Bu şehir uzun süredir görmek istediğim yerler arasındaydı. Doğum günü haftasonumda kendime küçük bir sürpriz yaparak Amsterdam’a kısa ama dopdolu bir kaçış planladım.
W Hotel Amsterdam’da Konaklama
Konakladığımız otel, şehrin tam kalbinde yer alan modern ve şık W Amsterdam oldu. Otelin rooftop barı, şehir manzaralı havuzu ve şehir merkezine olan yakınlığı ile kesinlikle tavsiye edilir.
Check-in sonrası otelden çıkar çıkmaz yürüyerek keşfe başladık.
1. Gün – Dam Square & Akşam Yemeği
İlk durağımız şehrin merkezi olan Dam Meydanı oldu. Meydan çevresinde bir kafeye oturup patates kızartması ve biralar eşliğinde bisikletli hayatı izlemek Amsterdam’a hoş geldin demek için birebir!
Şehirde yürürken her köşe başında peynir dükkanlarına rastlamanız mümkün. Özellikle Old Amsterdam Cheese Store ve Henri Willig gibi dükkânlar denemeye değer.
🍴 Akşam Yemeği: Restaurant Castell
Günün yorgunluğunu atmak için tercih ettiğimiz Restaurant Castell, Amsterdam’ın en popüler et lokantalarından biri. İç mekandaki büyük şömine ve kanepe düzeni ile sıcak ve farklı bir ortam sunuyor. Siparişleriniz tepsiyle geliyor ve kucağınızda yiyorsunuz. Samimi, salaş ama şık.
2. Gün – Çiçek Pazarı & Vondelpark Gezisi
Sabah kahvemizi aldıktan sonra meşhur Bloemenmarkt (Çiçek Pazarı)’na gittik. Kanallar üzerine kurulu bu yüzen pazar, lale soğanları ve hediyeliklerle dolu.
Ardından şehrin en büyük parkı olan Vondelpark’a geçtik. Bisikletlilerle dolu bu parkta yürürken dikkatli olun, bisiklet yollarına aniden çıkmayın! Özellikle bahar aylarında çimlere uzanmak, kitap okumak ya da piknik yapmak için ideal.
🍽️ Öğle Yemeği: The Uptown Meat Club
Park yakınındaki The Uptown Meat Club’ı tesadüfen keşfettik ama ortamı ve yemekleri harikaydı. Aile dostu, modern ve konumu çok iyi.
🍷 Akşam Yemeği: Momo Restaurant, Bar & Lounge
Gece için tercih ettiğimiz Momo Amsterdam, şehrin en popüler Asya füzyon restoranlarından biri. İç dekorasyonu, müzikleri ve yemekleriyle İstanbul’daki Lucca’yı anımsatıyor ama daha büyük ve sofistike bir versiyonu gibi düşünebilirsiniz.
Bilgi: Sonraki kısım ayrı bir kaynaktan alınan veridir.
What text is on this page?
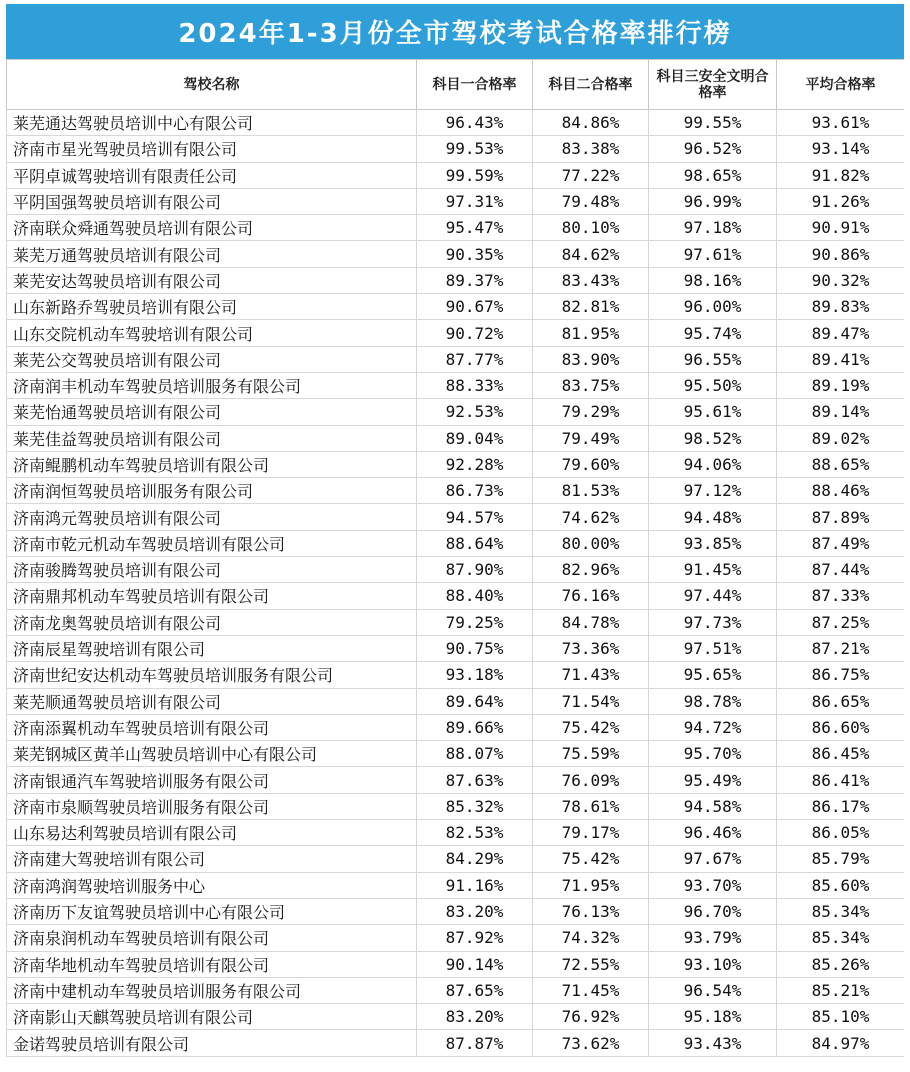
2024年1-3月份全市驾校考试合格率排行榜
驾校名称	科目一合格率	科目二合格率	科目三安全文明合格率	平均合格率
莱芜通达驾驶员培训中心有限公司	96.43%	84.86%	99.55%	93.61%
济南市星光驾驶员培训有限公司	99.53%	83.38%	96.52%	93.14%
平阴卓诚驾驶培训有限责任公司	99.59%	77.22%	98.65%	91.82%
平阴国强驾驶员培训有限公司	97.31%	79.48%	96.99%	91.26%
济南联众舜通驾驶员培训有限公司	95.47%	80.10%	97.18%	90.91%
莱芜万通驾驶员培训有限公司	90.35%	84.62%	97.61%	90.86%
莱芜安达驾驶员培训有限公司	89.37%	83.43%	98.16%	90.32%
山东新路乔驾驶员培训有限公司	90.67%	82.81%	96.00%	89.83%
山东交院机动车驾驶培训有限公司	90.72%	81.95%	95.74%	89.47%
莱芜公交驾驶员培训有限公司	87.77%	83.90%	96.55%	89.41%
济南润丰机动车驾驶员培训服务有限公司	88.33%	83.75%	95.50%	89.19%
莱芜怡通驾驶员培训有限公司	92.53%	79.29%	95.61%	89.14%
莱芜佳益驾驶员培训有限公司	89.04%	79.49%	98.52%	89.02%
济南鲲鹏机动车驾驶员培训有限公司	92.28%	79.60%	94.06%	88.65%
济南润恒驾驶员培训服务有限公司	86.73%	81.53%	97.12%	88.46%
济南鸿元驾驶员培训有限公司	94.57%	74.62%	94.48%	87.89%
济南市乾元机动车驾驶员培训有限公司	88.64%	80.00%	93.85%	87.49%
济南骏腾驾驶员培训有限公司	87.90%	82.96%	91.45%	87.44%
济南鼎邦机动车驾驶员培训有限公司	88.40%	76.16%	97.44%	87.33%
济南龙奥驾驶员培训有限公司	79.25%	84.78%	97.73%	87.25%
济南辰星驾驶培训有限公司	90.75%	73.36%	97.51%	87.21%
济南世纪安达机动车驾驶员培训服务有限公司	93.18%	71.43%	95.65%	86.75%
莱芜顺通驾驶员培训有限公司	89.64%	71.54%	98.78%	86.65%
济南添翼机动车驾驶员培训有限公司	89.66%	75.42%	94.72%	86.60%
莱芜钢城区黄羊山驾驶员培训中心有限公司	88.07%	75.59%	95.70%	86.45%
济南银通汽车驾驶培训服务有限公司	87.63%	76.09%	95.49%	86.41%
济南市泉顺驾驶员培训服务有限公司	85.32%	78.61%	94.58%	86.17%
山东易达利驾驶员培训有限公司	82.53%	79.17%	96.46%	86.05%
济南建大驾驶培训有限公司	84.29%	75.42%	97.67%	85.79%
济南鸿润驾驶培训服务中心	91.16%	71.95%	93.70%	85.60%
济南历下友谊驾驶员培训中心有限公司	83.20%	76.13%	96.70%	85.34%
济南泉润机动车驾驶员培训有限公司	87.92%	74.32%	93.79%	85.34%
济南华地机动车驾驶员培训有限公司	90.14%	72.55%	93.10%	85.26%
济南中建机动车驾驶员培训服务有限公司	87.65%	71.45%	96.54%	85.21%
济南影山天麒驾驶员培训有限公司	83.20%	76.92%	95.18%	85.10%
金诺驾驶员培训有限公司	87.87%	73.62%	93.43%	84.97%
3. Gün – Kahvaltı ve Vedalaşma
Son gün otelde keyifli bir kahvaltı yaptıktan sonra organize ettiğimiz transfer ile havalimanına geçtik. Amsterdam’dan ayrılmak kolay değil ama her anı dolu dolu geçtiği için memnun bir şekilde döndük.
Dikkat Etmeniz Gerekenler
Amsterdam, diğer Avrupa şehirlerine göre daha özgür kurallara sahip. Özellikle kafelerde yiyecek ve içecek siparişi vermeden önce içerikleri mutlaka sorun. Tatlı ya da kahve siparişi masum görünse de içerikleri sizi şaşırtabilir.
Ekstra Öneriler – Vaktiniz Varsa:
• Van Gogh Müzesi: Sanat severler için kaçırılmaması gereken bir durak.
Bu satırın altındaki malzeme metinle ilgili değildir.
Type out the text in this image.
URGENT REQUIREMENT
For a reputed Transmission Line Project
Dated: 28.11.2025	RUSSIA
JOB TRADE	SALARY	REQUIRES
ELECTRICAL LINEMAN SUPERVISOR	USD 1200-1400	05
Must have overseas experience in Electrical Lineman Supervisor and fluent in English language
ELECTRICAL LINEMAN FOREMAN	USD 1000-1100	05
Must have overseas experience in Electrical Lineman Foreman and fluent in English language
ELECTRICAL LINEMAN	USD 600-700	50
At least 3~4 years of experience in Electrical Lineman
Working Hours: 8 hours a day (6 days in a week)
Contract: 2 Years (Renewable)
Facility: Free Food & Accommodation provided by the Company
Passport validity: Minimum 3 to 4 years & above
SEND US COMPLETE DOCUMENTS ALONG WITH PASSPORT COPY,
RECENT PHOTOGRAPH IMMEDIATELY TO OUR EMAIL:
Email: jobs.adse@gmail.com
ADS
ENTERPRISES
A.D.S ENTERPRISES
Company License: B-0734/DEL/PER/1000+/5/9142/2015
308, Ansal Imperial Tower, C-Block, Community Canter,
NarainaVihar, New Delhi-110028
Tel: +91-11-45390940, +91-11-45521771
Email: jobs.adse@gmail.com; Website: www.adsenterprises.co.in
• Rijksmuseum: Hollanda’nın sanat ve tarihine dair harika bir müze.
• A’DAM Lookout: Şehir manzarasını izleyebileceğiniz harika bir gözlem noktası.
• Red Light Secrets Museum: Kırmızı Fener Mahallesi’nin tarihini anlatan ilginç bir müze.
• Anne Frank House: Mutlaka önceden bilet alın, oldukça yoğun oluyor.
Sosyal Medyada Takip
Amsterdam’da yaşayan bir arkadaşımın Instagram hesabı @susu_nl. Şehir hakkında güncel bilgiler ve lokal tüyolar için mutlaka göz atın.
Amsterdam’a İkinci Gidişim: Yeni Otel, Yeni Mekanlar ve İlginç Anılar
Amsterdam’a ikinci ziyaretimde farklı bir otelde konaklamayı tercih ettim. Bu seferki seçimimiz şehrin merkezine yakın, yepyeni ve tertemiz odalara sahip Antara Hotel oldu. Hem konumundan hem hizmetinden oldukça memnun kaldık.
Yine klasik Amsterdam anlarını yaşadık: Smart shopların önünden geçtik, içeri girdik, “The Bulldog” gibi ikonik kafelerde oturduk, sokaklarda dolaştık ve bol bol fotoğraf çektik. Şehir, her seferinde farklı bir yönünü gösteriyor. Bu seyahatte de her anından keyif aldım.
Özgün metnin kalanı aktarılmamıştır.